His clutch of Cuban-American and Latino friends didn't connect with Generation X, the tag popularized by Canadian author Douglas Coupland to describe millions of that era's twentysomethings. His friends weren't slackers; they were bilingual go-getters nostalgic about their family roots. They were generation ñ.
His then-girlfriend, now wife, Lynn Norman — also Cuban-American — loved the idea. "I thought, What a great name! It's an interpretation of pop culture by someone who is bilingual. We laughed about being arroz con pollo and apple pie. It was 'God bless America' and abuelita too."
Teck trademarked the term immediately and began hawking ñ shirts on South Beach. The next year, he and Lynn wrangled $3,000 to start a magazine. Teck became publisher and editor. They printed Rolling Stone-style interviews with Celia Cruz and Tito Puente and his son Tito Jr., as well as articles featuring the Beastie Boys and Andy Warhol.

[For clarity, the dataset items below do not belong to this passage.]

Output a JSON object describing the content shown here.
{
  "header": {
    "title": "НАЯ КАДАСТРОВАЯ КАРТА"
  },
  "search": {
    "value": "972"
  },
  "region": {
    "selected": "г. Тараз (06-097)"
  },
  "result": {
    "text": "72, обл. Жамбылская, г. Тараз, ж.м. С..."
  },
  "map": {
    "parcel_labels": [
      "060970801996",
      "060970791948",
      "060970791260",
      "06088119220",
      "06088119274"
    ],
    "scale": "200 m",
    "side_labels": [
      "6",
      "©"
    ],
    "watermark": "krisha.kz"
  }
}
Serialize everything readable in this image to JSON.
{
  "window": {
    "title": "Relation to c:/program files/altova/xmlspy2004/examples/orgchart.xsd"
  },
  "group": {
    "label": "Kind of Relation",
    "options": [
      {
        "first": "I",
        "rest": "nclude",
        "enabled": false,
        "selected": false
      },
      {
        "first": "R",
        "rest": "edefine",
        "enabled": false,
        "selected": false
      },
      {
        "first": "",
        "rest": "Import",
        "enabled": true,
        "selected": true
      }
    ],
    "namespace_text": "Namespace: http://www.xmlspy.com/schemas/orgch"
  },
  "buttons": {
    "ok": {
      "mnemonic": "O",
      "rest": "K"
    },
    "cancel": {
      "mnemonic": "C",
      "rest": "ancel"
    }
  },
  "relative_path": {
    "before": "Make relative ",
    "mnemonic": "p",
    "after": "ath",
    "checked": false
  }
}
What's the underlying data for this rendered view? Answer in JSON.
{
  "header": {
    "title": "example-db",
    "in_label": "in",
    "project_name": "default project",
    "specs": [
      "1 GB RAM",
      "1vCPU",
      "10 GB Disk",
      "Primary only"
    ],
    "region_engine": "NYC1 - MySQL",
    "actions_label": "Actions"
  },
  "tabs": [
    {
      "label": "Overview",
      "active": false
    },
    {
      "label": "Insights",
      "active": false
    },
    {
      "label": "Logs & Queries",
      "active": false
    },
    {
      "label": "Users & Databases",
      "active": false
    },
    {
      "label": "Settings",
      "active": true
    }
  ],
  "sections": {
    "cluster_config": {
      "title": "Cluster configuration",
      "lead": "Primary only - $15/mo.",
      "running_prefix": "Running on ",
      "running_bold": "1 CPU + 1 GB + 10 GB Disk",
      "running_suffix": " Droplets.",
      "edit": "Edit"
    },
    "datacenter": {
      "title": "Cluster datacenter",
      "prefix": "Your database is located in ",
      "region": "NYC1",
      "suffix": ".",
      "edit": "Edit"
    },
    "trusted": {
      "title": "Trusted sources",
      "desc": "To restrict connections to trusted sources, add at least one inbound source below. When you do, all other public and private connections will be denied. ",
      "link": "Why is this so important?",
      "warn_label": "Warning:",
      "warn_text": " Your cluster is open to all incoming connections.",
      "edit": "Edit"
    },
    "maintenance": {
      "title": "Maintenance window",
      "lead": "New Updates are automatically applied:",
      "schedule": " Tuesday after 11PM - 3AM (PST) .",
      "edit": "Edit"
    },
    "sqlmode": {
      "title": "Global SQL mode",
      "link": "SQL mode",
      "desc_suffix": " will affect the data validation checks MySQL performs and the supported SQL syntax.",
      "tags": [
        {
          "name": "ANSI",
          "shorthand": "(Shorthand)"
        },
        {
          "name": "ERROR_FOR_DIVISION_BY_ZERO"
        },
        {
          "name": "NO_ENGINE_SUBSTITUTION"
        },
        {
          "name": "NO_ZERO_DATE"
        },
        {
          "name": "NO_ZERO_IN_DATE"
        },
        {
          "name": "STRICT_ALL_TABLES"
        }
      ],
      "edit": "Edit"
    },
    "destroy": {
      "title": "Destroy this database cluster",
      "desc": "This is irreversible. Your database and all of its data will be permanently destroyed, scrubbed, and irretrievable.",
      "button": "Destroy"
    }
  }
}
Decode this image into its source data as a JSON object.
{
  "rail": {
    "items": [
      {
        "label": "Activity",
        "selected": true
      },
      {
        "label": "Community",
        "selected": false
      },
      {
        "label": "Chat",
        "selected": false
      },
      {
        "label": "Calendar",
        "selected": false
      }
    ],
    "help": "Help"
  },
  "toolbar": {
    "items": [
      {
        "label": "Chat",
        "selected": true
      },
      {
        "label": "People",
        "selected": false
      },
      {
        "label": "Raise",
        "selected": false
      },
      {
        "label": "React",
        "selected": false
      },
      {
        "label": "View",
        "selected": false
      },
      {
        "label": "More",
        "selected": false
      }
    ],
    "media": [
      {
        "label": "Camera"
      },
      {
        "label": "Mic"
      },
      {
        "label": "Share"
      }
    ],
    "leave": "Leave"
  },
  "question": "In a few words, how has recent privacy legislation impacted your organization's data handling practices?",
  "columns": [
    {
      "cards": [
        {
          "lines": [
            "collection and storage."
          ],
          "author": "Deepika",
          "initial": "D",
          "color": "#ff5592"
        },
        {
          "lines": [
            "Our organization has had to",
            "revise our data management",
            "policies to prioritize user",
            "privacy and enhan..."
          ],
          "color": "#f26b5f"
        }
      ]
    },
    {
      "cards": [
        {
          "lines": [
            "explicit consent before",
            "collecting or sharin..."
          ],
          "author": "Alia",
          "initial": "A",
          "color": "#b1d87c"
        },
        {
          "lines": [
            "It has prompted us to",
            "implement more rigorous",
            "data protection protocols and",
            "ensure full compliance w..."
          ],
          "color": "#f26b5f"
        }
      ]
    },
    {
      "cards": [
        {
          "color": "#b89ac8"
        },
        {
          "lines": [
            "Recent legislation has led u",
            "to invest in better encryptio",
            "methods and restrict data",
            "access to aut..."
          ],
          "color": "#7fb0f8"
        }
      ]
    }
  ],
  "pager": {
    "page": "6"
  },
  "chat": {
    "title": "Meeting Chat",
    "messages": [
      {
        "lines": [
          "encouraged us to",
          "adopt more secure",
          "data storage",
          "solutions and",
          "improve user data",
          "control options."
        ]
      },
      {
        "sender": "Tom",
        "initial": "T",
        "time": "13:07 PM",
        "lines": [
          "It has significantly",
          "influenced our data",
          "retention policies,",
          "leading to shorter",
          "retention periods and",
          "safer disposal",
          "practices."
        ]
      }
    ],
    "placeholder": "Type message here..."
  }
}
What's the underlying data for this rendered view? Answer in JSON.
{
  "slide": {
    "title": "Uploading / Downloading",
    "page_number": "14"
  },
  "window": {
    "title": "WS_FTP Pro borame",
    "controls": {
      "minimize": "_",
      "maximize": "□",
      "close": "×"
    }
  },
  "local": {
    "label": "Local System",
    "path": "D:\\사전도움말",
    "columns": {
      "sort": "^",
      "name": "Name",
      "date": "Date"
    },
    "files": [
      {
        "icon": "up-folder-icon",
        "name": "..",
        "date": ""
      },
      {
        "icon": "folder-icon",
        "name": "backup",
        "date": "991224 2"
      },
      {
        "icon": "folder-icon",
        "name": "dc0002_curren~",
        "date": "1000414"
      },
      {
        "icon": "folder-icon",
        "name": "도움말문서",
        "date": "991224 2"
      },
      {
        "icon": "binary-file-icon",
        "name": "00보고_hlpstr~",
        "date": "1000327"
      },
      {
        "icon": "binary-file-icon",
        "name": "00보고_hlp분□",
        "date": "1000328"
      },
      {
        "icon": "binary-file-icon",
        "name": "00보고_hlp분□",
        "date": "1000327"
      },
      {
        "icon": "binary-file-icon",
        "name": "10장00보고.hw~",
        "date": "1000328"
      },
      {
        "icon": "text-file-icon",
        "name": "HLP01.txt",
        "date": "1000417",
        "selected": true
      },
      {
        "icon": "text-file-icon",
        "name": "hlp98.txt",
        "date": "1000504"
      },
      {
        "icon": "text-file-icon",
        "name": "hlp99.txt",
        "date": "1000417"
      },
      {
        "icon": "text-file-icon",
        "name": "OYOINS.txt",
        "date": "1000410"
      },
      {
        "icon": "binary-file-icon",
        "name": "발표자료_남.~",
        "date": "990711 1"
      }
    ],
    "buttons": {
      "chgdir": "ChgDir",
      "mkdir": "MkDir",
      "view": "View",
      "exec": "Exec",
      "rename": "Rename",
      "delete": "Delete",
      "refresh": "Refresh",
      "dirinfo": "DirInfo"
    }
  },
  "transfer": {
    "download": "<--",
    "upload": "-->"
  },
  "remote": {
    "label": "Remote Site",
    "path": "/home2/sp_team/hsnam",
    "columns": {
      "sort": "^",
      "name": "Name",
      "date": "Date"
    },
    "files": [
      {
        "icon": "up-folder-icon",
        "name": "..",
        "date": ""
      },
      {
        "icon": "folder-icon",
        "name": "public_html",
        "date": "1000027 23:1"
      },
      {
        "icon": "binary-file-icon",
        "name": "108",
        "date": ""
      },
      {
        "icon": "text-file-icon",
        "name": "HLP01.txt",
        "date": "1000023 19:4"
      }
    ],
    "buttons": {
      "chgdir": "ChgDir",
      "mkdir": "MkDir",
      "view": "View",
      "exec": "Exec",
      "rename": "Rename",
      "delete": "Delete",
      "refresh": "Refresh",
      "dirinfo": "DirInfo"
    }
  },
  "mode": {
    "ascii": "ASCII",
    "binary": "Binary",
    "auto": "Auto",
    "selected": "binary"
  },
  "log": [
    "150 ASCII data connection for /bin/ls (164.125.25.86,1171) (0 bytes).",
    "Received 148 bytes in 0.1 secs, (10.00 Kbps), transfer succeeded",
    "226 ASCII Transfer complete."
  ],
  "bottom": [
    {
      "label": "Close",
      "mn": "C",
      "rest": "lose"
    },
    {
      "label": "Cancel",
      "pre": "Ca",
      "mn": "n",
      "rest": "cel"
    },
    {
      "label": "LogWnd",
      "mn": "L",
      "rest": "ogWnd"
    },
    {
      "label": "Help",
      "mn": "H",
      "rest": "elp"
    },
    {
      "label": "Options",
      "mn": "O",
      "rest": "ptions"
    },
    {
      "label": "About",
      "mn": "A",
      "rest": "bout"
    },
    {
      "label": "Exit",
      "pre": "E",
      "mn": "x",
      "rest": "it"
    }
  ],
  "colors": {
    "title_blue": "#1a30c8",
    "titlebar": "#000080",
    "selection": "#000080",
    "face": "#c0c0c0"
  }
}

And they freely mixed languages. "People really responded to the Spanglish because no one was doing it at that time," Teck says. "My partner asked me if we should use footnotes. I said, 'We're in Miami. People can just take it to a Latin person.'" One early fan was Delio Nuñez-Menocal, who was then 21 years old and selling advertising for a Spanish-language entertainment weekly. "It was about me," explains the Cuban-American. "It was about life on the hyphen, growing up with Celia Cruz but knowing the words to every Led Zeppelin song."
The two met over burgers after the first or second issue. "In walks Bill in Chuck Taylors and a jean shirt, and I said, 'Dude, I thought you were rich.'" Nuñez-Menocal remembers. "And he's like, 'No, dude, we're broke.'"
Soon they became partners, and Nuñez-Menocal sold advertising to national companies that were hungry to tap into a burgeoning market. Witty, engaging, and self-effacing, Teck immediately became the voice of a bilingual generation. He nabbed attention from the New York Times, Newsweek, and even newspapers in London and Japan.